Капитан устало сощурился на очертания поселения и подал знак квартирмейстеру.
— Шевелитесь!..
В ритме бойкого шага грузчиков Виталу слышалась мелодия. Задорно звучали тяжесть ящиков с провизией и перезвон бутылок с кислым вином. Шуршали бочки с боеприпасами. Сбивчивое шарканье неразобранных тюков связывало звуки суеты в многооктавный перестук его очередной бесценной победы.
Сегодня же играла музыка финального аккорда.
Лязгала она позабытым на этой земле звоном кандалов.
Только недавно лишившиеся колодок бывшие невольники и невольницы с недоверием втягивали головы в исполосованные шрамами костлявые плечи, щурились на предзакатное солнце и сбивались в расхлябанную стаю.
Когда из пришедших шлюпок высадили дюжину связанных пленников, шелест толпы вдруг прервался. Не сводя глаз с пришельцев, люди на берегу, все как один, сделали шаг назад.
Виталу даже показалось, как послышался тонкий свист напряжения, готовый вот-вот взорваться ревом.
Рабы встретили бывших хозяев.
Он прекрасно понимал, чем станет этот звук спустя мгновение, и как узнавание по первости ударит позабытым страхом. Как и то, что останется после, когда короткое эхо памяти откатит назад…
По толпе у причала пробежало злое возбуждение. Замелькали оскаленные лица. Бывшие рабы загудели. В выкриках зазвучали первые оскорбления. Вдруг всё больше людей начали приседать, и —
— вдруг в кучку пленников полетели камни.
Под сдавленные вскрики боли несколько булыжников отскочило от голов.
Позади грозно заворчал Джу, и к нему присоединились остальные члены команды.
Витал поднял ладонь и сжал кулак.
— Друзья, отставить! Вынесете свой вердикт им чуть позже. Собираемся у главного здания. — Он участливо кивнул одному из людей в кандалах. — «Мясо с глазами. Тот же скот, только еще и ноет»? Хм… Это твои слова, Томас?
— Витал, умоляю… — прошамкал один из тех, что шел следом в цепях.

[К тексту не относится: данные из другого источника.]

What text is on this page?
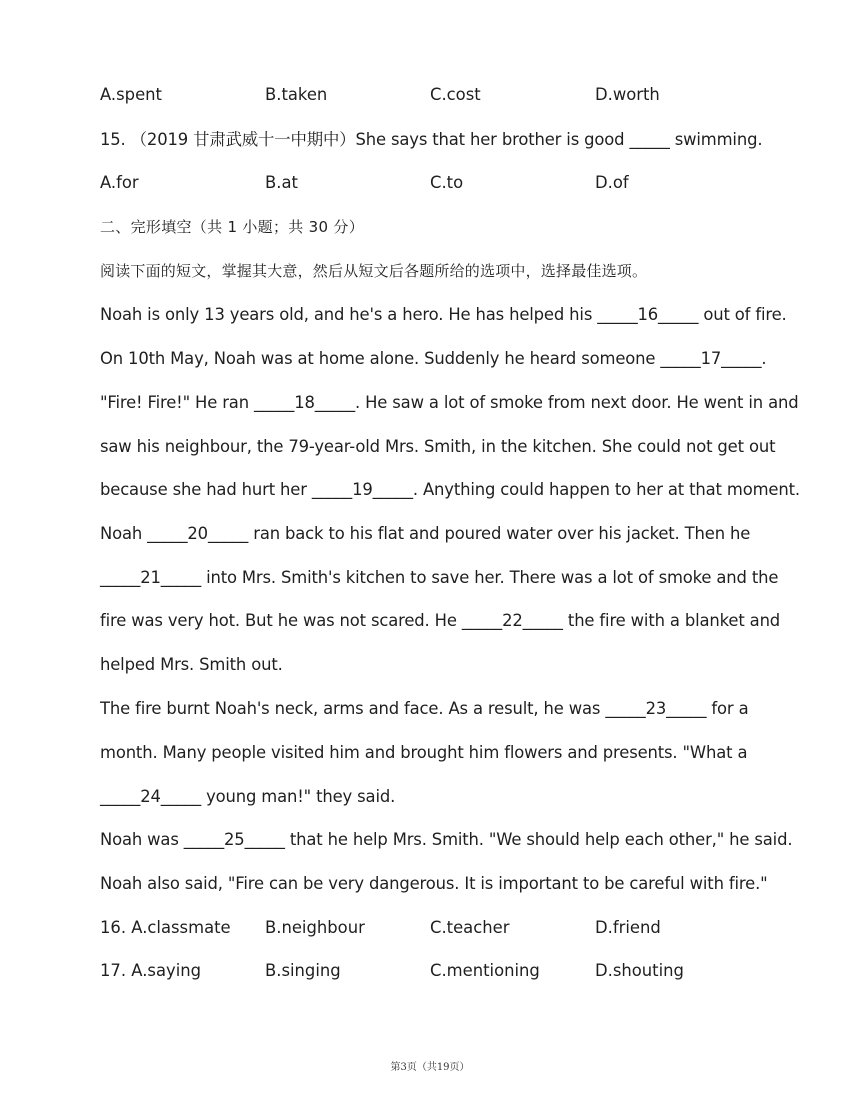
A.spent	B.taken	C.cost	D.worth
15. （2019 甘肃武威十一中期中）She says that her brother is good _____ swimming.
A.for	B.at	C.to	D.of
二、完形填空（共 1 小题；共 30 分）
阅读下面的短文，掌握其大意，然后从短文后各题所给的选项中，选择最佳选项。
Noah is only 13 years old, and he's a hero. He has helped his _____16_____ out of fire.
On 10th May, Noah was at home alone. Suddenly he heard someone _____17_____.
"Fire! Fire!" He ran _____18_____. He saw a lot of smoke from next door. He went in and
saw his neighbour, the 79-year-old Mrs. Smith, in the kitchen. She could not get out
because she had hurt her _____19_____. Anything could happen to her at that moment.
Noah _____20_____ ran back to his flat and poured water over his jacket. Then he
_____21_____ into Mrs. Smith's kitchen to save her. There was a lot of smoke and the
fire was very hot. But he was not scared. He _____22_____ the fire with a blanket and
helped Mrs. Smith out.
The fire burnt Noah's neck, arms and face. As a result, he was _____23_____ for a
month. Many people visited him and brought him flowers and presents. "What a
_____24_____ young man!" they said.
Noah was _____25_____ that he help Mrs. Smith. "We should help each other," he said.
Noah also said, "Fire can be very dangerous. It is important to be careful with fire."
16. A.classmate B.neighbour	C.teacher	D.friend
17. A.saying	B.singing	C.mentioning	D.shouting
第3页（共19页）
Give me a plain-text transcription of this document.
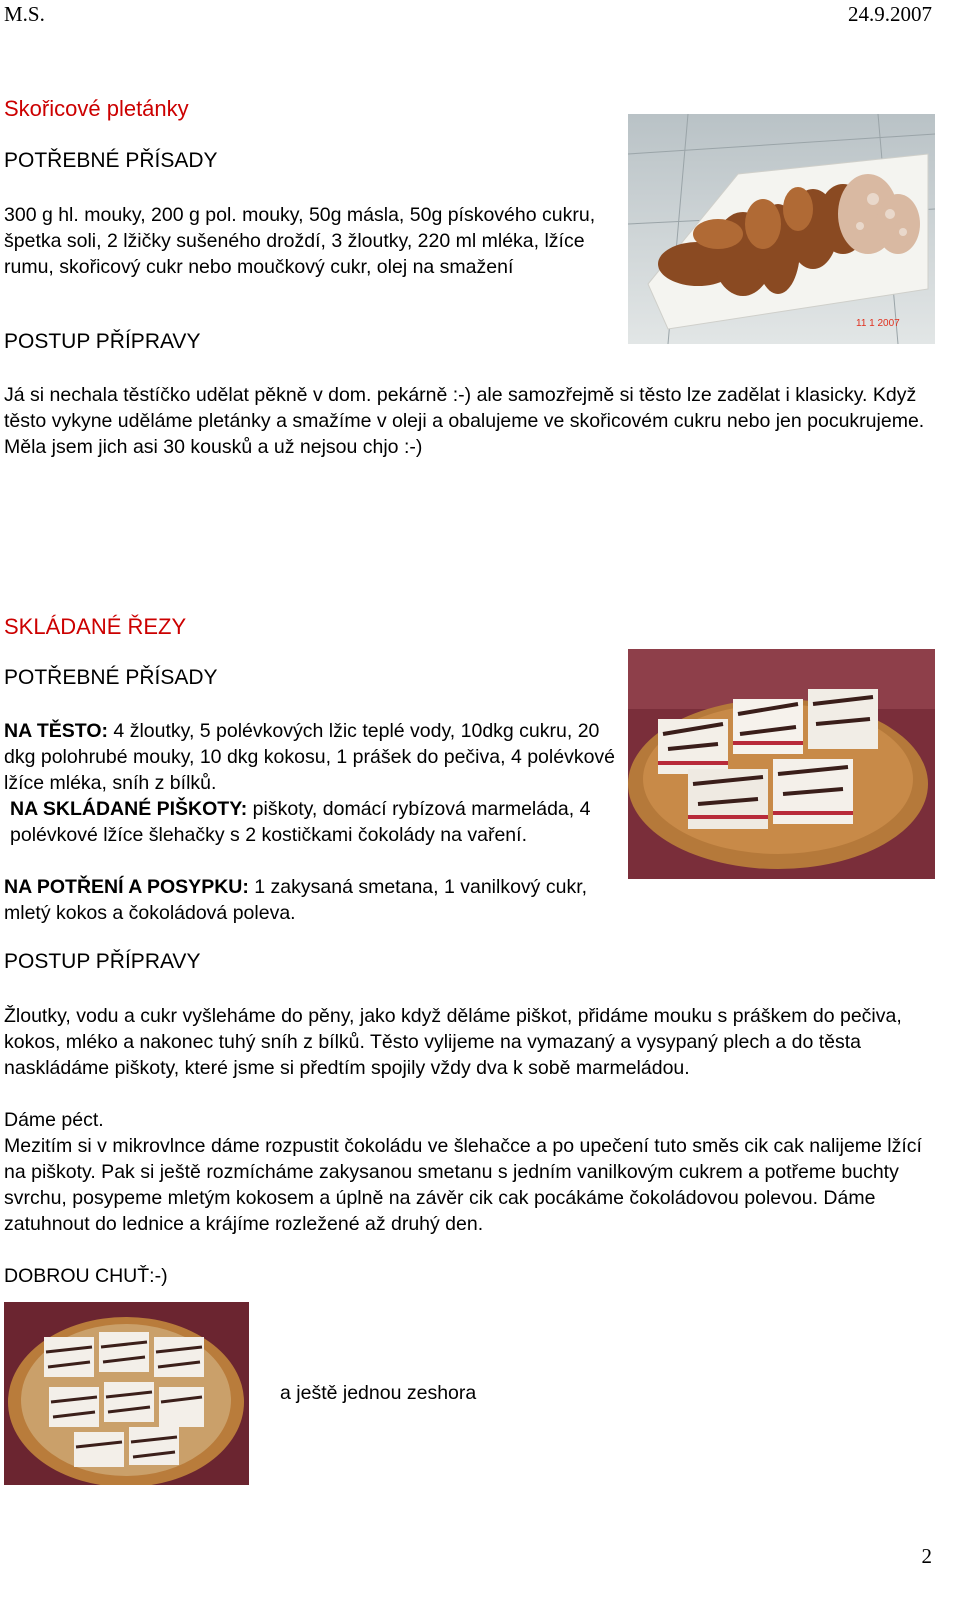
M.S.	24.9.2007
Skořicové pletánky
POTŘEBNÉ PŘÍSADY
300 g hl. mouky, 200 g pol. mouky, 50g másla, 50g pískového cukru, špetka soli, 2 lžičky sušeného droždí, 3 žloutky, 220 ml mléka, lžíce rumu, skořicový cukr nebo moučkový cukr, olej na smažení
POSTUP PŘÍPRAVY
Já si nechala těstíčko udělat pěkně v dom. pekárně :-) ale samozřejmě si těsto lze zadělat i klasicky. Když těsto vykyne uděláme pletánky a smažíme v oleji a obalujeme ve skořicovém cukru nebo jen pocukrujeme. Měla jsem jich asi 30 kousků a už nejsou chjo :-)
11 1 2007
SKLÁDANÉ ŘEZY
POTŘEBNÉ PŘÍSADY
NA TĚSTO: 4 žloutky, 5 polévkových lžic teplé vody, 10dkg cukru, 20 dkg polohrubé mouky, 10 dkg kokosu, 1 prášek do pečiva, 4 polévkové lžíce mléka, sníh z bílků.
NA SKLÁDANÉ PIŠKOTY: piškoty, domácí rybízová marmeláda, 4 polévkové lžíce šlehačky s 2 kostičkami čokolády na vaření.
NA POTŘENÍ A POSYPKU: 1 zakysaná smetana, 1 vanilkový cukr, mletý kokos a čokoládová poleva.
POSTUP PŘÍPRAVY
Žloutky, vodu a cukr vyšleháme do pěny, jako když děláme piškot, přidáme mouku s práškem do pečiva, kokos, mléko a nakonec tuhý sníh z bílků. Těsto vylijeme na vymazaný a vysypaný plech a do těsta naskládáme piškoty, které jsme si předtím spojily vždy dva k sobě marmeládou.
Dáme péct.
Mezitím si v mikrovlnce dáme rozpustit čokoládu ve šlehačce a po upečení tuto směs cik cak nalijeme lžící na piškoty. Pak si ještě rozmícháme zakysanou smetanu s jedním vanilkovým cukrem a potřeme buchty svrchu, posypeme mletým kokosem a úplně na závěr cik cak pocákáme čokoládovou polevou. Dáme zatuhnout do lednice a krájíme rozležené až druhý den.
DOBROU CHUŤ:-)
a ještě jednou zeshora
2
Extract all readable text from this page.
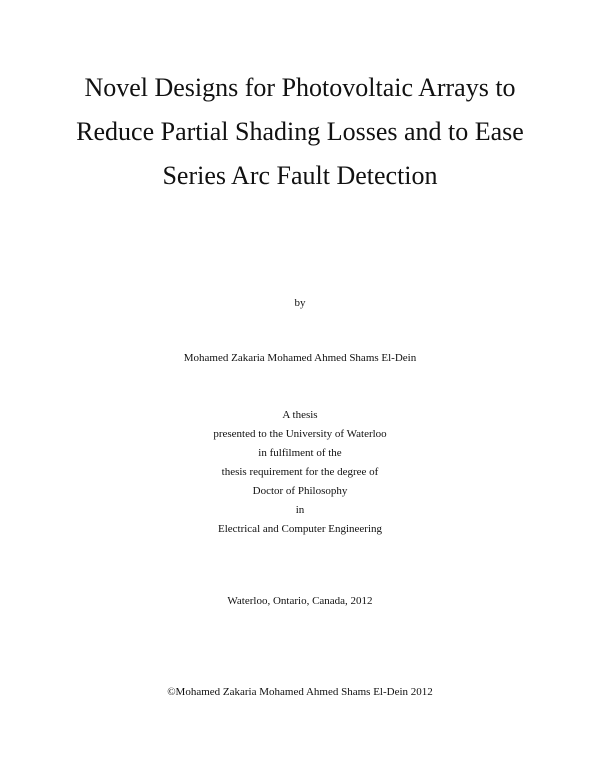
Novel Designs for Photovoltaic Arrays to
Reduce Partial Shading Losses and to Ease
Series Arc Fault Detection
by
Mohamed Zakaria Mohamed Ahmed Shams El-Dein
A thesis
presented to the University of Waterloo
in fulfilment of the
thesis requirement for the degree of
Doctor of Philosophy
in
Electrical and Computer Engineering
Waterloo, Ontario, Canada, 2012
©Mohamed Zakaria Mohamed Ahmed Shams El-Dein 2012
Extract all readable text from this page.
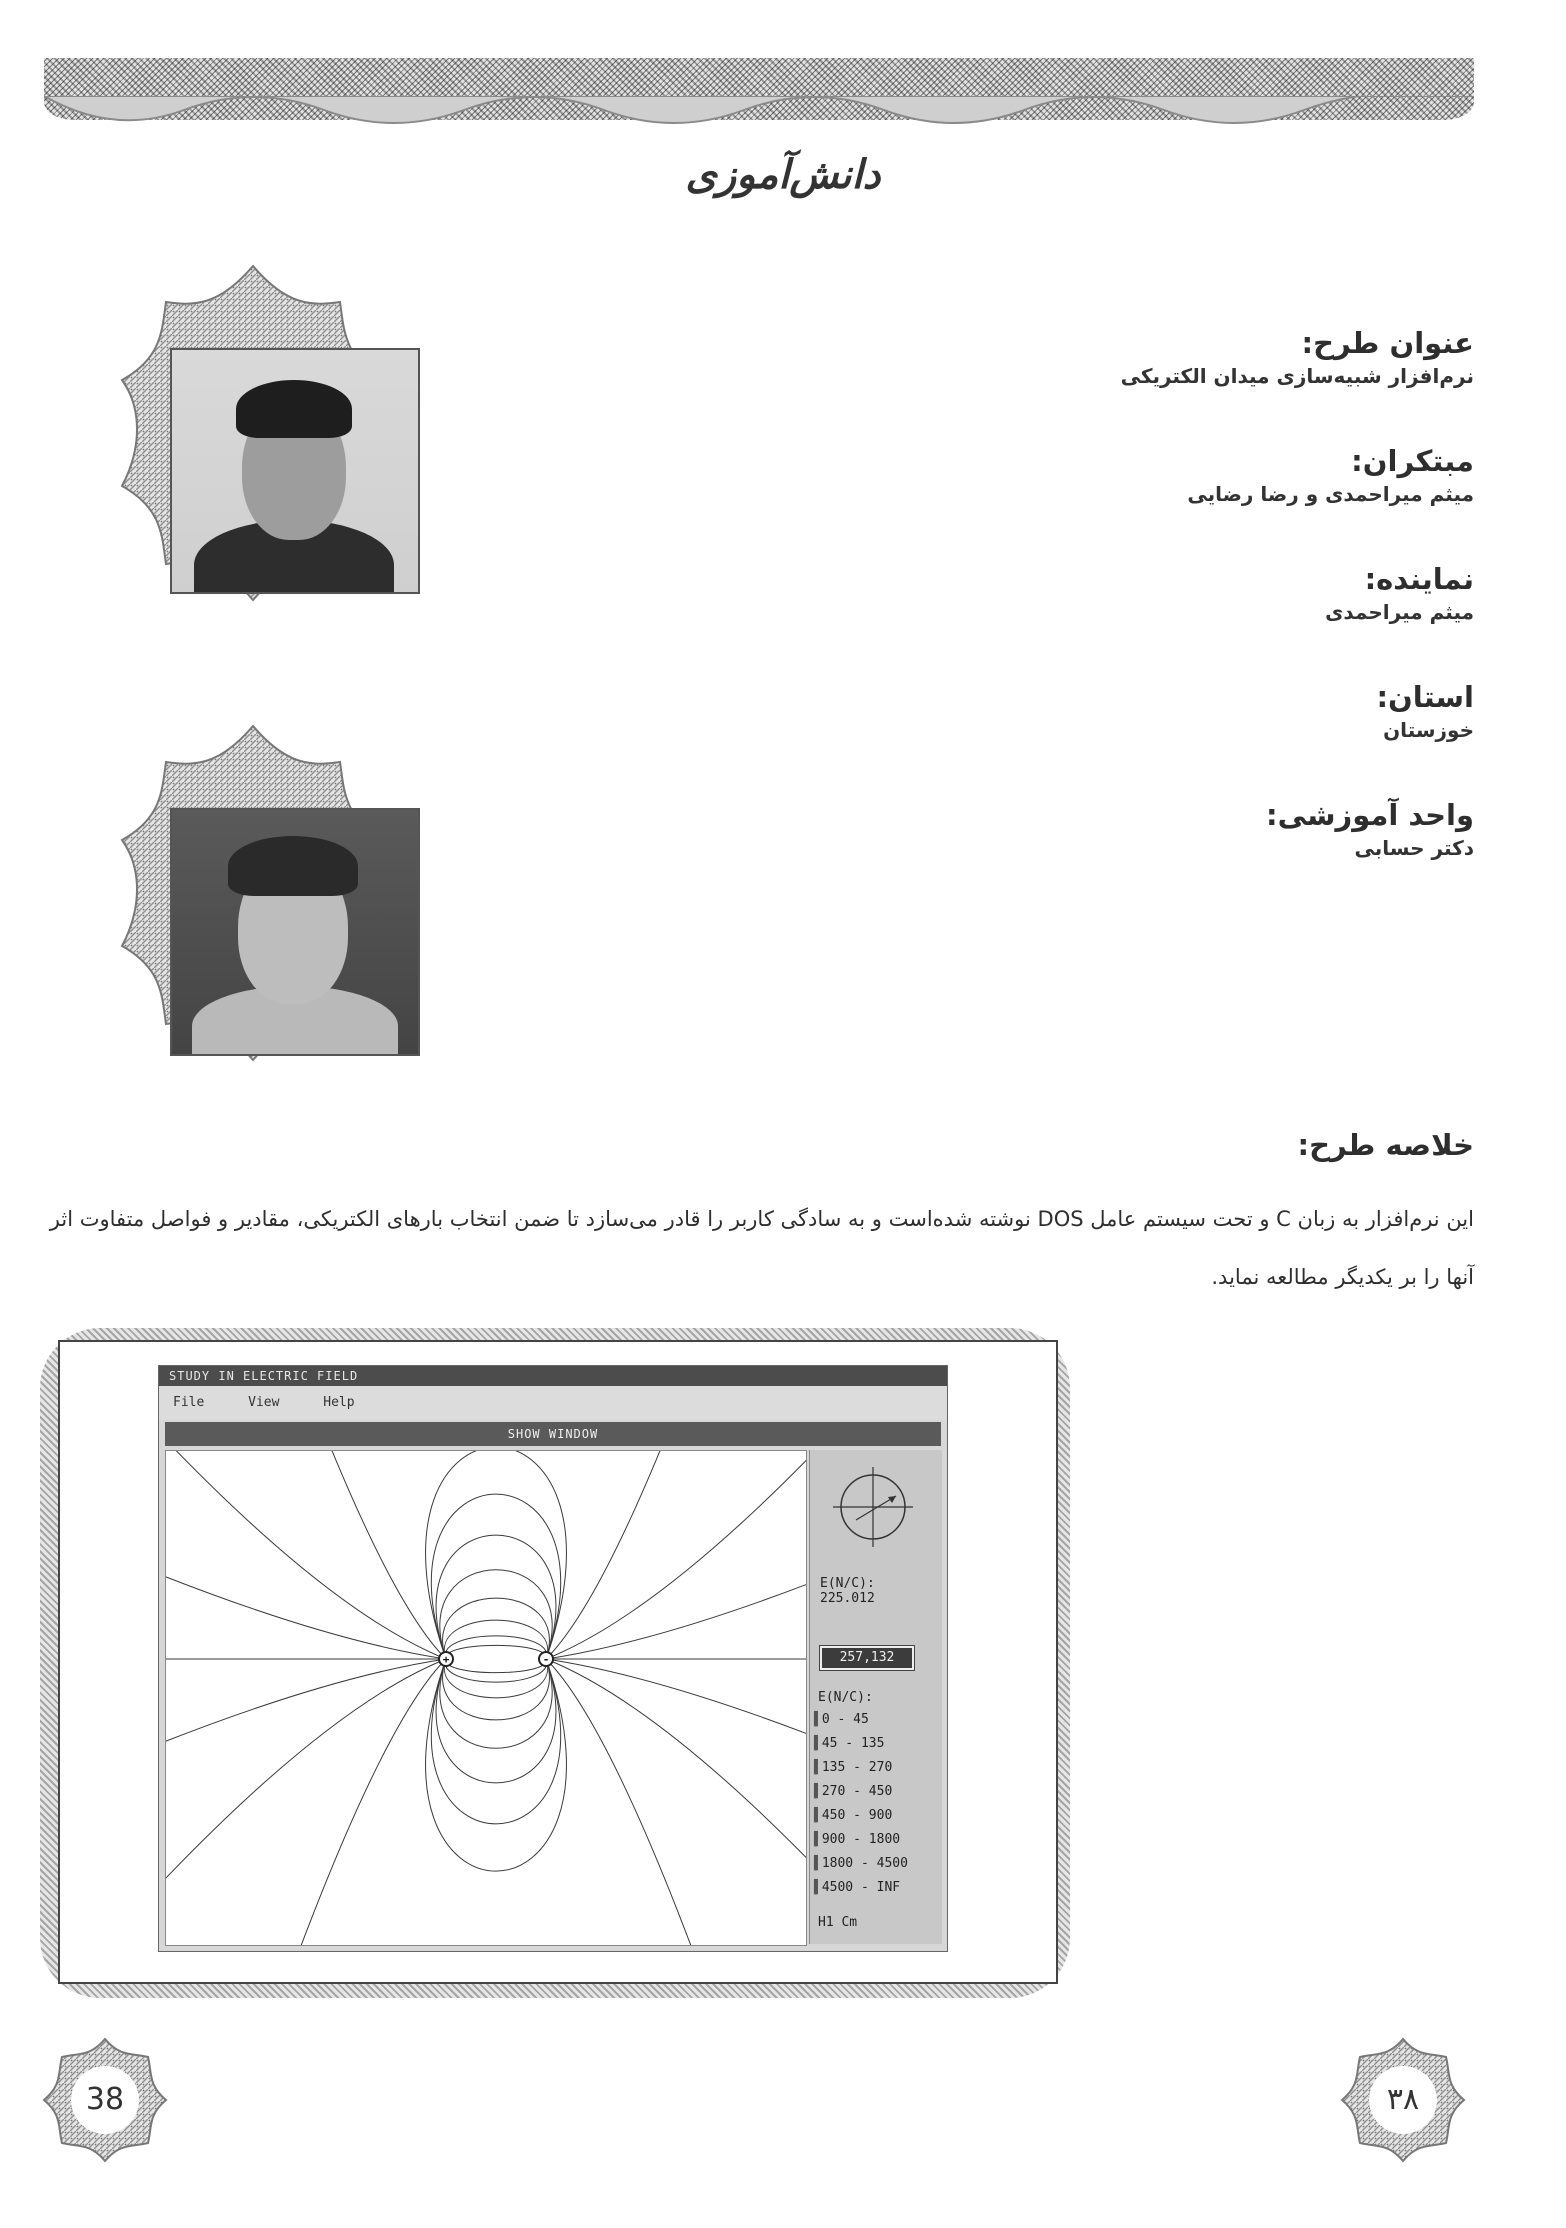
دانش‌آموزی
عنوان طرح:
نرم‌افزار شبیه‌سازی میدان الکتریکی
مبتکران:
میثم میراحمدی و رضا رضایی
نماینده:
میثم میراحمدی
استان:
خوزستان
واحد آموزشی:
دکتر حسابی
خلاصه طرح:
این نرم‌افزار به زبان C و تحت سیستم عامل DOS نوشته شده‌است و به سادگی کاربر را قادر می‌سازد تا ضمن انتخاب بارهای الکتریکی، مقادیر و فواصل متفاوت اثر آنها را بر یکدیگر مطالعه نماید.
STUDY IN ELECTRIC FIELD
File	View	Help
SHOW WINDOW
+	-
E(N/C):
225.012
257,132
E(N/C):
▌ 0 - 45
▌ 45 - 135
▌ 135 - 270
▌ 270 - 450
▌ 450 - 900
▌ 900 - 1800
▌ 1800 - 4500
▌ 4500 - INF
H1 Cm
38	۳۸
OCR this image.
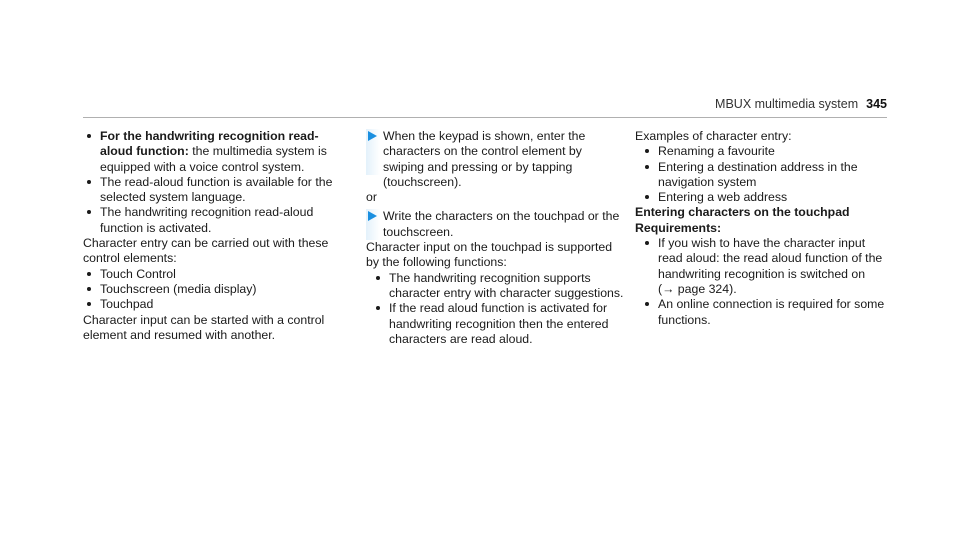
MBUX multimedia system 345
For the handwriting recognition read-aloud function: the multimedia system is equipped with a voice control system.
The read-aloud function is available for the selected system language.
The handwriting recognition read-aloud function is activated.
Character entry can be carried out with these control elements:
Touch Control
Touchscreen (media display)
Touchpad
Character input can be started with a control element and resumed with another.
When the keypad is shown, enter the characters on the control element by swiping and pressing or by tapping (touchscreen).
or
Write the characters on the touchpad or the touchscreen.
Character input on the touchpad is supported by the following functions:
The handwriting recognition supports character entry with character suggestions.
If the read aloud function is activated for handwriting recognition then the entered characters are read aloud.
Examples of character entry:
Renaming a favourite
Entering a destination address in the navigation system
Entering a web address
Entering characters on the touchpad
Requirements:
If you wish to have the character input read aloud: the read aloud function of the handwriting recognition is switched on
(→ page 324).
An online connection is required for some functions.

— Напоминаю: для тебя и твоих подельников я Венсан, — не оборачиваясь, бросил Витал и поморщился.
— Не забывай: это же я, я помог тебе на трибунале! Без меня ни за что бы не скостили приговор! Это ведь я походатайствовал, дружище!
Океан никогда не прощает. И Виталу думалось, будтоон сам давно стал его олицетворением — беспощадным и неумолимым, как морская стихия. Истребить пришлось почти всех работорговцев. Тех же, кто был способен изъясняться, “Вольные паруса” доставили на пиратский архипелаг.
Он остановился и положил руку на плечо бывшему согильдийцу, который отшатнулся и задрожал.
Скулеж Томаса откровенно фальшивил и совершенно не годился в композицию его триумфа. Заискивающее нытьё что-то тянуло о святости братства мореходов. Клятвы в верности перемешались с обещаниями замолвить словечко перед самим Адмиралом Флота и с какой-то совсем уж убогой белибердой.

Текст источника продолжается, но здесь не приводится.